Même son de cloche chez Tim Joanny Madesclaire, acteur de prévention et grand ami de Guillaume Dustan : Pour moi le grand mystère de cette époque sera pourquoi les pédés et les assoc. VIH ne se sont pas remobilisées ensemble dès la fin des années 1990 sur TasP et PrEP. Je pense que toi et Dustan avez été instrumentalisés par Act-Up, qui s'est aussi servi du conflit autour de la protection pour se restructurer. Mais je pense que toi comme Dustan avez mal joué la carte de la responsabilité partagée, et que vous vous êtes laissés embarquer dans un truc qui était trop risqué. Mais je ne vous jetterai jamais la pierre parce que sur le fond, on le sait, vous aviez raison

À l’époque j’avais voulu faire plus un travail de journaliste en décrivant cette réalité existante et j’ai payé cher mon honnêteté intellectuelle. J’ai porté cela pendant des années sur mes épaules.

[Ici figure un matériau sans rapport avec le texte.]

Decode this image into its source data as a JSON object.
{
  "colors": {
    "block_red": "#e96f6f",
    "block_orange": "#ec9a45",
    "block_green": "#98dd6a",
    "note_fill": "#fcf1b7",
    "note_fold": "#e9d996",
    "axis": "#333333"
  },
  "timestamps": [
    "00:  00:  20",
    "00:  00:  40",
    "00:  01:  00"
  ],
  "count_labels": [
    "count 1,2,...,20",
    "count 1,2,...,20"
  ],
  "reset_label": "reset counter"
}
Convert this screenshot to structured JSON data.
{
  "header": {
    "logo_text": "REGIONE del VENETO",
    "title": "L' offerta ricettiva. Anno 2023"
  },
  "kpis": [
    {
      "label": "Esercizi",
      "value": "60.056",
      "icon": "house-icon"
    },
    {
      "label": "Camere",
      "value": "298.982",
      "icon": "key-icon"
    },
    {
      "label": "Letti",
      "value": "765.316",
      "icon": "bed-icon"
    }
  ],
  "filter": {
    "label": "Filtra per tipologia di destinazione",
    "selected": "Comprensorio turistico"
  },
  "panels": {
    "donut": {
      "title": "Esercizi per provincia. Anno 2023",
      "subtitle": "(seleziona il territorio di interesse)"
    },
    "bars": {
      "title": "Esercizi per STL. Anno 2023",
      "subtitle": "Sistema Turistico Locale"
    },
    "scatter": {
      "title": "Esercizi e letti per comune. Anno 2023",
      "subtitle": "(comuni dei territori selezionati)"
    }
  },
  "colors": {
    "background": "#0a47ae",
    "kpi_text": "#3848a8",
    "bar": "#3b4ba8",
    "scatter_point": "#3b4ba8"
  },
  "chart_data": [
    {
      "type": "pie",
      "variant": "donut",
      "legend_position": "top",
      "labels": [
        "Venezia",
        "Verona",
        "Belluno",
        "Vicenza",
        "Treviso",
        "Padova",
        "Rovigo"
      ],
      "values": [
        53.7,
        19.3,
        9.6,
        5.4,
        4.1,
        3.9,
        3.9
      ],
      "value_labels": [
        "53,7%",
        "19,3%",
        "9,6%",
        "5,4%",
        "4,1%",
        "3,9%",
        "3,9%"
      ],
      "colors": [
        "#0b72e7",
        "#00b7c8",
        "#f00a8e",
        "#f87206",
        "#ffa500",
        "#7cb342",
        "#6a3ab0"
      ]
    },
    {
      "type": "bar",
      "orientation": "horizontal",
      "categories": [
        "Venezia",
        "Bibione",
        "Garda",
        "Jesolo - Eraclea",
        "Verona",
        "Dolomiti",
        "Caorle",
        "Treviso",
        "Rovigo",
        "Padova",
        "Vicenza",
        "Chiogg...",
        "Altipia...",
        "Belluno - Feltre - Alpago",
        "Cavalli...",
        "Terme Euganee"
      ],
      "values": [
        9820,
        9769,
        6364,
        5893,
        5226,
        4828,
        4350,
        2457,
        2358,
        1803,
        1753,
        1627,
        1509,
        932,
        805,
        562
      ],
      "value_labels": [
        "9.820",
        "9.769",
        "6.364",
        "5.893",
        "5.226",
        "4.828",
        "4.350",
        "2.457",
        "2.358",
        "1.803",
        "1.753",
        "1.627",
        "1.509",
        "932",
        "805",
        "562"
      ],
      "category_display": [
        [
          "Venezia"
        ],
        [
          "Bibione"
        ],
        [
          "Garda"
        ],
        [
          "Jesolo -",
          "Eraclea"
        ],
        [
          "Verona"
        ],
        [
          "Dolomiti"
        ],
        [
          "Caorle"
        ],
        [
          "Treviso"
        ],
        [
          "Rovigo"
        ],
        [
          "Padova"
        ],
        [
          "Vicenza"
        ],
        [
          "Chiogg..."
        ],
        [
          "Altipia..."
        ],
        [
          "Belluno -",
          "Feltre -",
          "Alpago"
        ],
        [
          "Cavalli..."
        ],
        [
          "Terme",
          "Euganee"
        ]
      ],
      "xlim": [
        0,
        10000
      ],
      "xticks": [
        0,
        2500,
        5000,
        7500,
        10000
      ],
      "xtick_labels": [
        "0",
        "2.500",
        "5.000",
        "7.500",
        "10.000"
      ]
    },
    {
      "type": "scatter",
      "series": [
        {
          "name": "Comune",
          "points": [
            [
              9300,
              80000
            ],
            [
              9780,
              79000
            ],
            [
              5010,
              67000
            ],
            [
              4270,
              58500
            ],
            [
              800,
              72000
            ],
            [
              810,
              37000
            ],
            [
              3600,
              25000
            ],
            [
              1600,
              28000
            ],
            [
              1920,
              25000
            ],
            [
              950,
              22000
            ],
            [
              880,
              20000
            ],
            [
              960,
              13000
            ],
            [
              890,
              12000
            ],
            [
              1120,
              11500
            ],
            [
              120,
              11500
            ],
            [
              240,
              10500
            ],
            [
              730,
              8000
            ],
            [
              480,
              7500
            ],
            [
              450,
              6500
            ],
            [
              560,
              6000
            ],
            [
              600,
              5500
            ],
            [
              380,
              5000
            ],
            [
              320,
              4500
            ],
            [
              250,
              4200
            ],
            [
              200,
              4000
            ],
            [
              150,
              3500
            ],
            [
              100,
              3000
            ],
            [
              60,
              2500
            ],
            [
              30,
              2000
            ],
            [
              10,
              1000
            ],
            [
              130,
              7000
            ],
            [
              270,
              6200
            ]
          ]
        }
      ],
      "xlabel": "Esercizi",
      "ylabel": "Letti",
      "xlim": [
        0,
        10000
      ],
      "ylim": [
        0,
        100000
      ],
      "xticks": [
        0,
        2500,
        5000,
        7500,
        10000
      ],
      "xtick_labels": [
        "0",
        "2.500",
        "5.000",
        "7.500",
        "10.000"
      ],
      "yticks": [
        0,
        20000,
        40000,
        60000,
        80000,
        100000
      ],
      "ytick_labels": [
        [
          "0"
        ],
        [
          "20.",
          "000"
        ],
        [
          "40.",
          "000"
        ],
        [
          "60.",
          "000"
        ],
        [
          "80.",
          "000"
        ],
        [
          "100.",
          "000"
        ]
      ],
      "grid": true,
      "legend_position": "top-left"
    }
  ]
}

Aujourd’hui je tiens à rétablir la justesse et la réalité des faits. Je ne suis pas un assassin. Je suis un écrivain. Un journaliste. Je suis un lanceur d’alerte. Un amoureux de la vie. Un rebelle. Je suis un libérateur.

Le texte de Franck Desbordes, militant sida reconnu et Président du Centre de santé le 190 publié dans Agenda Q au sujet de mon dernier livre «Pride. Chroniques de la révolution gay» :

Dustan, Rémès, la morale… et nous (et le regard que l’on porte sur nous et nos pratiques)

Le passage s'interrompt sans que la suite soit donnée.